Hunting the early archery season is always hit or miss for me. More often, miss.
The season seems to get underway just about the time deer are changing from their summer pattern to that of fall. Along with weather and changing food sources, the hunting pressure we apply as hunters has something to with this, I believe.
I took some time off from work last week and opening morning found my hunting partner Ron and I in our stands before daylight. Ron was in a tree stand on the edge of the woods looking down into a wooded valley and I was not far from him in a ground blind. Both stands were between a known bedding area and a half-dozen productive apple trees scattered over two clearings.

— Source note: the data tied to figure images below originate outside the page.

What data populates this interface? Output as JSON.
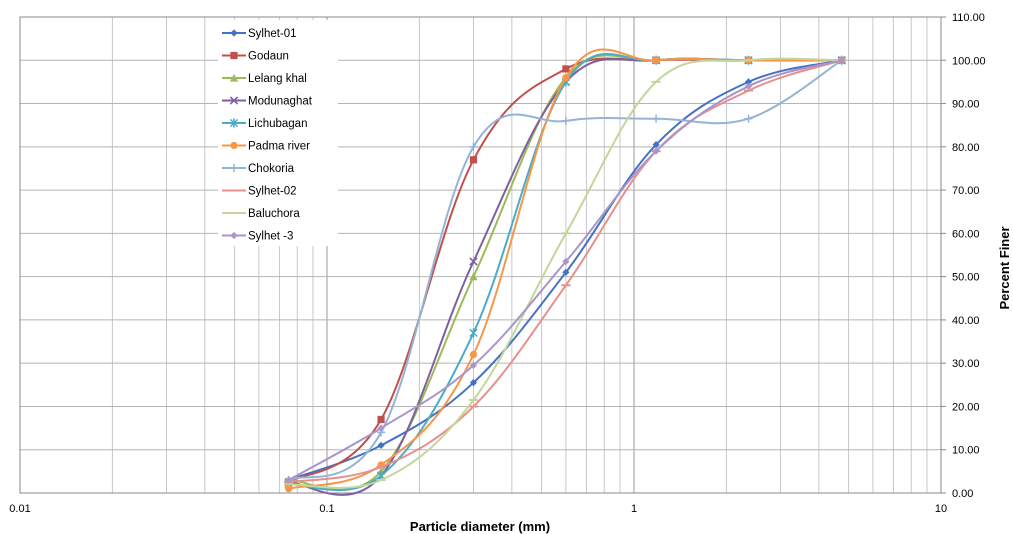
{
  "chart_data": {
    "type": "line",
    "xscale": "log",
    "xlim": [
      0.01,
      10
    ],
    "ylim": [
      0,
      110
    ],
    "title": "",
    "xlabel": "Particle diameter (mm)",
    "ylabel": "Percent  Finer",
    "y_axis_side": "right",
    "grid": true,
    "legend_placement": "top-left",
    "x_ticks": [
      {
        "value": 0.01,
        "label": "0.01"
      },
      {
        "value": 0.1,
        "label": "0.1"
      },
      {
        "value": 1,
        "label": "1"
      },
      {
        "value": 10,
        "label": "10"
      }
    ],
    "y_ticks": [
      {
        "value": 0,
        "label": "0.00"
      },
      {
        "value": 10,
        "label": "10.00"
      },
      {
        "value": 20,
        "label": "20.00"
      },
      {
        "value": 30,
        "label": "30.00"
      },
      {
        "value": 40,
        "label": "40.00"
      },
      {
        "value": 50,
        "label": "50.00"
      },
      {
        "value": 60,
        "label": "60.00"
      },
      {
        "value": 70,
        "label": "70.00"
      },
      {
        "value": 80,
        "label": "80.00"
      },
      {
        "value": 90,
        "label": "90.00"
      },
      {
        "value": 100,
        "label": "100.00"
      },
      {
        "value": 110,
        "label": "110.00"
      }
    ],
    "x": [
      0.075,
      0.15,
      0.3,
      0.6,
      1.18,
      2.36,
      4.75
    ],
    "series": [
      {
        "name": "Sylhet-01",
        "color": "#4472C4",
        "marker": "diamond",
        "values": [
          3,
          11,
          25.5,
          51,
          80.5,
          95,
          100
        ]
      },
      {
        "name": "Godaun",
        "color": "#C0504D",
        "marker": "square",
        "values": [
          2.5,
          17,
          77,
          98,
          100,
          100,
          100
        ]
      },
      {
        "name": "Lelang khal",
        "color": "#9BBB59",
        "marker": "triangle",
        "values": [
          3,
          5,
          50,
          96,
          100,
          100,
          100
        ]
      },
      {
        "name": "Modunaghat",
        "color": "#7F5F9F",
        "marker": "x",
        "values": [
          2.5,
          4,
          53.5,
          95,
          100,
          100,
          100
        ]
      },
      {
        "name": "Lichubagan",
        "color": "#4BACC6",
        "marker": "star",
        "values": [
          2,
          4,
          37,
          95,
          100,
          100,
          100
        ]
      },
      {
        "name": "Padma river",
        "color": "#F79646",
        "marker": "circle",
        "values": [
          1,
          6.5,
          32,
          96,
          100,
          100,
          100
        ]
      },
      {
        "name": "Chokoria",
        "color": "#95B3D7",
        "marker": "plus",
        "values": [
          3,
          14,
          80,
          86,
          86.5,
          86.5,
          100
        ]
      },
      {
        "name": "Sylhet-02",
        "color": "#E6908E",
        "marker": "dash",
        "values": [
          2.5,
          6,
          20,
          48,
          79,
          93,
          100
        ]
      },
      {
        "name": "Baluchora",
        "color": "#C3D69B",
        "marker": "dash",
        "values": [
          2,
          3,
          21.5,
          60,
          95,
          100,
          100
        ]
      },
      {
        "name": "Sylhet -3",
        "color": "#A995C9",
        "marker": "diamond",
        "values": [
          3,
          15,
          29.5,
          53.5,
          79,
          94,
          100
        ]
      }
    ]
  }
}
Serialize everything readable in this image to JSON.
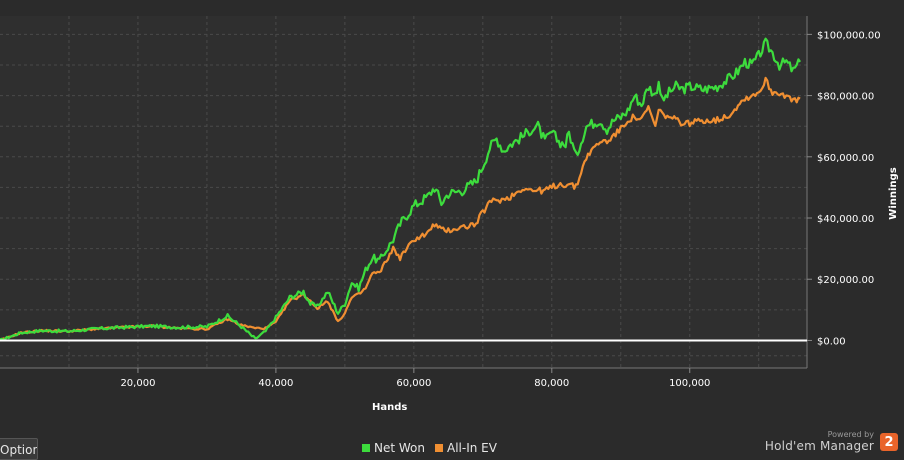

Two of these apple trees have been receiving regular visits from the local deer population, including bucks. I’ve observed them numerous times as well as captured them on my trail cameras. But these two trees were also running out of apples as opening day neared. The deer sightings got scarce and I noticed the deer were checking for acorns under the oak trees before heading for the apples.
I’d been gambling that the apples would hold for the first part of the season and focused my strategy around it. This scenario has played out many times in years past, especially in those when there are multiple food sources.
So there we were on a foggy opening morning. An hour into the hunt I was starting to wonder if I should’ve set up on the hardwood ridge a half-mile a way where acorns and beechnuts are replacing apples as a main food source. Everybody and their brother also hunts this ridge.
I didn’t have a watch with me and I knew it was getting time for a radio check-in with Ron. After fiddling with my pack and getting the radio turned on I looked up from my blind to see a buck 30 yards away just coming to halt and looking my way. He was nervous and in two quick hops he was out of sight. But he was headed in Ron’s direction.